まずはスイム。漁港近辺を3周して計1・5キロメートル泳ぐコースだ。スタートこそ人が溢れており、顔面を蹴られないように気をつけていたが、やがて人混みが消えて波が落ち着いてくると、海底がだんだんはっきり見えるようになってきた。
そこには鳥取砂丘のような美しいうねりを伴った壮大な砂が広がっていた。この辺りは、海底まで砂丘の続きをなしていたのだ。私は、美しい景色に気分を高揚させながら、比較的楽にスイムを突破し、記録は31分で43位であった。

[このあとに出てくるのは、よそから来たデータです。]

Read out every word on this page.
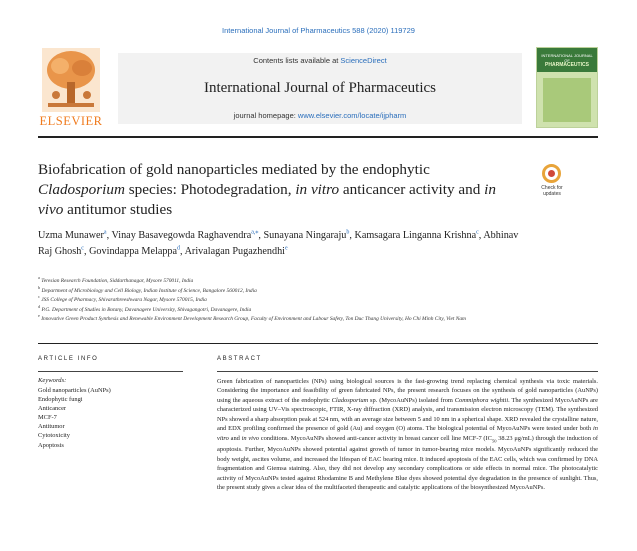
International Journal of Pharmaceutics 588 (2020) 119729
ELSEVIER
Contents lists available at ScienceDirect
International Journal of Pharmaceutics
journal homepage: www.elsevier.com/locate/ijpharm
INTERNATIONAL JOURNAL OF
PHARMACEUTICS
Biofabrication of gold nanoparticles mediated by the endophytic Cladosporium species: Photodegradation, in vitro anticancer activity and in vivo antitumor studies
Check for
updates
Uzma Munawer$^a$, Vinay Basavegowda Raghavendra$^{a,⁎}$, Sunayana Ningaraju$^b$, Kamsagara Linganna Krishna$^c$, Abhinav Raj Ghosh$^c$, Govindappa Melappa$^d$, Arivalagan Pugazhendhi$^e$
$^a$ Teresian Research Foundation, Siddarthanagar, Mysore 570011, India
$^b$ Department of Microbiology and Cell Biology, Indian Institute of Science, Bangalore 560012, India
$^c$ JSS College of Pharmacy, Shivarathreeshwara Nagar, Mysore 570015, India
$^d$ P.G. Department of Studies in Botany, Davanagere University, Shivagangotri, Davanagere, India
$^e$ Innovative Green Product Synthesis and Renewable Environment Development Research Group, Faculty of Environment and Labour Safety, Ton Duc Thang University, Ho Chi Minh City, Viet Nam
ARTICLE INFO
Keywords:
Gold nanoparticles (AuNPs)
Endophytic fungi
Anticancer
MCF-7
Antitumor
Cytotoxicity
Apoptosis
ABSTRACT

Green fabrication of nanoparticles (NPs) using biological sources is the fast-growing trend replacing chemical synthesis via toxic materials. Considering the importance and feasibility of green fabricated NPs, the present research focuses on the synthesis of gold nanoparticles (AuNPs) using the aqueous extract of the endophytic Cladosporium sp. (MycoAuNPs) isolated from Commiphora wightii. The synthesized MycoAuNPs are characterized using UV–Vis spectroscopic, FTIR, X-ray diffraction (XRD) analysis, and transmission electron microscopy (TEM). The synthesized NPs showed a sharp absorption peak at 524 nm, with an average size between 5 and 10 nm in a spherical shape. XRD revealed the crystalline nature, and EDX profiling confirmed the presence of gold (Au) and oxygen (O) atoms. The biological potential of MycoAuNPs were tested under both in vitro and in vivo conditions. MycoAuNPs showed anti-cancer activity in breast cancer cell line MCF-7 ($IC_{50}$ 38.23 μg/mL) through the induction of apoptosis. Further, MycoAuNPs showed potential against growth of tumor in tumor-bearing mice models. MycoAuNPs significantly reduced the body weight, ascites volume, and increased the lifespan of EAC bearing mice. It induced apoptosis of the EAC cells, which was confirmed by DNA fragmentation and Giemsa staining. Also, they did not develop any secondary complications or side effects in normal mice. The photocatalytic activity of MycoAuNPs tested against Rhodamine B and Methylene Blue dyes showed potential dye degradation in the presence of sunlight. Thus, the present study gives a clear idea of the multifaceted therapeutic and catalytic applications of the biosynthesized MycoAuNPs.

次のバイクが一番つらかった。操作に慣れていない私は、ギアチェンジを素早くできなかったり、サドルの高さが低めで途中からお尻が痛くなってきたりで次々と抜かれていき、記録は108分、何と最下位であった。やはりせめて2時間は練習しておくべきだったか。
しかし、海抜の高いところから風を切って駆け抜ける際には日本海を眺めることができ、周りに他の選手の姿が見えなくなっていても、それほど気にならなかった。
最後のランでは、らっきょう畑や民家の間を駆け抜け、地元民の励ましの声を受けながら、給水所のぺットボトルの水をマラソン選手のごとく頭にかけたりなんかして、非常に爽快だった。記録は59分。トータルで3時間18分。全体での順位はもう忘れてしまったが、150位くらいだったと思う。
ここで驚くべきことは、表彰された方はみな40代くらいの方であったということだ。なぜ、自分達より10年以上も長く生きておられる方々に、体力勝負で負けてしまったのか。
それは驚きであるとともに希望であった。自分がより歳をとっても、彼らのごとくトライアスロンというハードなスポーツをこなし得るということに、私は大いに感銘を受けた。
もう一つトライアスロンで発見したことは、景色の良さだ。当たり前のことかも知れないが、雄大な自然の中で汗水垂らして、自分の身一つでコースをこなしていくこと、そしてそれを完走した時の気持ちよさはこの上ないものであった。
これから長い医者人生。忙しいだろうが時間を見つけてはトレーニングし、トライアスロンを続けていきたいと思う。